Through the Career, Co-op and Student Success Centre, Hosseini was able to connect with Iranian community members Rojan Reybod, a Ted Rogers School of Management project coordinator and Sina Rahimi, a second-year building science PhD candidate. Together, the three created a five-day campus event called TMU: Be Our Voice.
“TMU does have such a large Iranian community, from faculty, staff and students and we wanted to bring everyone together as well as inform other people outside of the Iranian community on what’s happening,” said Reybod.
Within these three days, Reybod, Rahimi and Hosseini planned different events from speeches and mental health workshops to live musical performances at The Innovation Studio on campus from March 6 -10, to raise awareness about what’s happening in their homeland.
TMU president Mohamed Lachemi, vice president equity and community inclusion, Tanya Demello and Vice-Provost Students, Jen McMillan were all in attendance for the opening event on March 6.
In his speech, Lachemi addressed the negative image Iran has in media and wished the international community was more aware of the country’s rich history and contributions to civilization.
Rahimi said the first event was dedicated to showing support for Iranian students by bringing in university leaders to answer students’ questions and concerns.
“We decided to finally get things together and organize an event, which [brought] executive members from the university [together] and ask them what are their plans to support the Iranian communities,” she said.
When asked at the event about how the school aims to support Iranian students during this time, the university administrators said they try to create mental health and financial services for students in need as best they can.
At the event, paintings from Iranian artists such as Azadeh Momeni’s piece called “HOPE” were exhibited in the drop-in art gallery at the studio from Monday to Friday.

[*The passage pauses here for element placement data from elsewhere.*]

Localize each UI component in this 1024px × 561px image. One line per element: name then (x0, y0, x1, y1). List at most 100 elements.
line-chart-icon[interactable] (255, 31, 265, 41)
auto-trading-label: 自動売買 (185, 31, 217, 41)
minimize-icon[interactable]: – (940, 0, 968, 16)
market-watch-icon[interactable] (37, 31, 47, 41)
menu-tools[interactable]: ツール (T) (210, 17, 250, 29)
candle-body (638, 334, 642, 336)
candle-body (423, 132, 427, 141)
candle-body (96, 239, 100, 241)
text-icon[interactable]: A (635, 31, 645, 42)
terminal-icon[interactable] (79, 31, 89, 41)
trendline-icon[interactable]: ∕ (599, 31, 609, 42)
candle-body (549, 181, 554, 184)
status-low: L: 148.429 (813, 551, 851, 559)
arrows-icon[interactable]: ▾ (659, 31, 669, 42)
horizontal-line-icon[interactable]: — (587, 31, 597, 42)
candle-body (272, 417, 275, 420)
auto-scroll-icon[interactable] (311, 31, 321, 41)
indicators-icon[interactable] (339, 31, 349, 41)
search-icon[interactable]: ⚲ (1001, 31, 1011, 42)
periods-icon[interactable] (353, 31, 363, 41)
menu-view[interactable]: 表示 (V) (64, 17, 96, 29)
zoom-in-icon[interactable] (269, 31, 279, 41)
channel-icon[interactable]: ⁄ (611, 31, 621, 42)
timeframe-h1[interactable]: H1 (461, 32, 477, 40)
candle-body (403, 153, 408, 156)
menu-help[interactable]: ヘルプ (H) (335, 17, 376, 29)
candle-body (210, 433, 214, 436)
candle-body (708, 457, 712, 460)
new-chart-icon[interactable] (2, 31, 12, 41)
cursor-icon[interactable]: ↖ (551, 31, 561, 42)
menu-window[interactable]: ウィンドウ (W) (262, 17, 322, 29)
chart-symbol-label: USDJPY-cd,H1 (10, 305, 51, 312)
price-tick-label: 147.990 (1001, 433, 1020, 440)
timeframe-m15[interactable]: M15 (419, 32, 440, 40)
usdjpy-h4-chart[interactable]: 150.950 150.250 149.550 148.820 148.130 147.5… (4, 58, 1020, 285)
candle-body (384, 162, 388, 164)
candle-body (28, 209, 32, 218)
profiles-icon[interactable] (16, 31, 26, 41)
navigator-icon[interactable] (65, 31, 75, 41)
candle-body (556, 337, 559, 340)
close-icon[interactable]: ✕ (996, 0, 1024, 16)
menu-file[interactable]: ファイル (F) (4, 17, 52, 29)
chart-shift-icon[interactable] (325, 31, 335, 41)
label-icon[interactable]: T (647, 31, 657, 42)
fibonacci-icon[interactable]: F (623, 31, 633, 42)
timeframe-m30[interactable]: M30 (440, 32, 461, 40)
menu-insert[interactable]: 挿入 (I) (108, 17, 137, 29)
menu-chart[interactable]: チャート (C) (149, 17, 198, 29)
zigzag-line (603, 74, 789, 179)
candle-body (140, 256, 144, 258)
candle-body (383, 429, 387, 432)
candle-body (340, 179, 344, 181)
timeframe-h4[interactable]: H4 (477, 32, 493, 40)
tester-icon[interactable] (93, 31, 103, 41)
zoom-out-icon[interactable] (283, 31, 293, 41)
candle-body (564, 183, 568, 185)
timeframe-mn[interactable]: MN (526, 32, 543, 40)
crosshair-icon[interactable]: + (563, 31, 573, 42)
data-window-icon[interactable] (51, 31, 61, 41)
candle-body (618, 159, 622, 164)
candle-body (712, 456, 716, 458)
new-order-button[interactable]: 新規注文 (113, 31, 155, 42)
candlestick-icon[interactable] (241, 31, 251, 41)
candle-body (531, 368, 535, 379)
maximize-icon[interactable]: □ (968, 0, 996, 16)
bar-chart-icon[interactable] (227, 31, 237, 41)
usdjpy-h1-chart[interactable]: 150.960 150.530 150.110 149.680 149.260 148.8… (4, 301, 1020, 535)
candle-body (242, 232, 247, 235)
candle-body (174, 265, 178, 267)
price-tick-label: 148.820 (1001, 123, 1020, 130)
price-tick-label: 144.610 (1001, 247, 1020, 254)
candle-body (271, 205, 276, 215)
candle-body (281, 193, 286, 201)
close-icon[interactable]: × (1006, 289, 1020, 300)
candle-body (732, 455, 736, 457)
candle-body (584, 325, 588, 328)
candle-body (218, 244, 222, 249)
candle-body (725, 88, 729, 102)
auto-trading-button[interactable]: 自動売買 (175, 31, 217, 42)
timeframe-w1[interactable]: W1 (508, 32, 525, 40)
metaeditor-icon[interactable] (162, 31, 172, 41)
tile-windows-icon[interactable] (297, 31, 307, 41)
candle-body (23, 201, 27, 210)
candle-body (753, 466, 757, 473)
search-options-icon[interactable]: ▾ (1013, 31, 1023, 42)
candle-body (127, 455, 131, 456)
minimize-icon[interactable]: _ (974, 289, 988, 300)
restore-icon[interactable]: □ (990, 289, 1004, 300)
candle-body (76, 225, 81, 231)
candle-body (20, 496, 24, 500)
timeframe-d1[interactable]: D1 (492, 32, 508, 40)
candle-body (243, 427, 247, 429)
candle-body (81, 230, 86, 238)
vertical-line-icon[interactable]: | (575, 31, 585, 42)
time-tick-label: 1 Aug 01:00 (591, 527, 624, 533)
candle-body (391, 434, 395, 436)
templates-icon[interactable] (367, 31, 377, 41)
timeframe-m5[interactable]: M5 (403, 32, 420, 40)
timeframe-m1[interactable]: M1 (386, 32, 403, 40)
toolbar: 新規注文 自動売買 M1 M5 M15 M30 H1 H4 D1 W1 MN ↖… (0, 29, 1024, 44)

The art gallery also included a timeline featuring all the events in Iran from September 2022 to now, written both in Persian and translated to English for people who are outside the Iranian community.
A mental health day was planned on March 7 to help Iranian students manage their stress. It included Iranian psychotherapists Anahita Jakibchuk and Brian Williams, the TMU Test Centre and Accessibility Services manager.
Hosseini said since families in Iran are not currently in a good financial situation, Iranian students–especially international students like herself–cannot expect financial support from them.
“We wanted them to assign some mental health resources for Iranian students,” Hosseini said.
Rahimi said during these six months, Iranians have been dealing with continuous trauma, especially since not being able to get in touch with their families.
“Sometimes all we can do is cry…and it makes it worse when you don’t know if they’re arrested [or] if they’re being killed with no news,” he said.
The three-day event concluded on International Women’s Day on March 8, with a discussion led by Iranian panelists about women of the Iranian revolution. This event, which bolstered the highest turnout of the week, featured a live band later in the evening that performed revolutionary songs.
“Most of the songs that were playing last night were music coming from the revolution,” Reybod said. “People [have been] coming up with these songs that are more emotional and I think that was a really good way to connect with our attendees.”
The event room on the second floor of the studio was dimly lit and packed with Iranian students from universities across the Greater Toronto Area as an acoustic band played for the intimate crowd who sang along to emotion-filled anthems.
“I’m emotional and happy that we had our friends here with us. I think all of us needed this kind of event, to get reunited again,” said Hosseini.
Iranian panelist and TMU English professor, Nima Naghibi, said the event was incredible and much needed as TMU hadn’t shared that much support or information since the uprisings.
Naghibi’s work focuses around the intersection of Western feminist movements with Iranian feminist movements in the 20th century but coming from an Iranian background motivates her work as well.
Naghibi encouraged the international community to come together during this time. “If we all work together collaboratively, across borders, across nations, across all kinds of differences and learn to see each other as allies, then there’s some potential for real change.”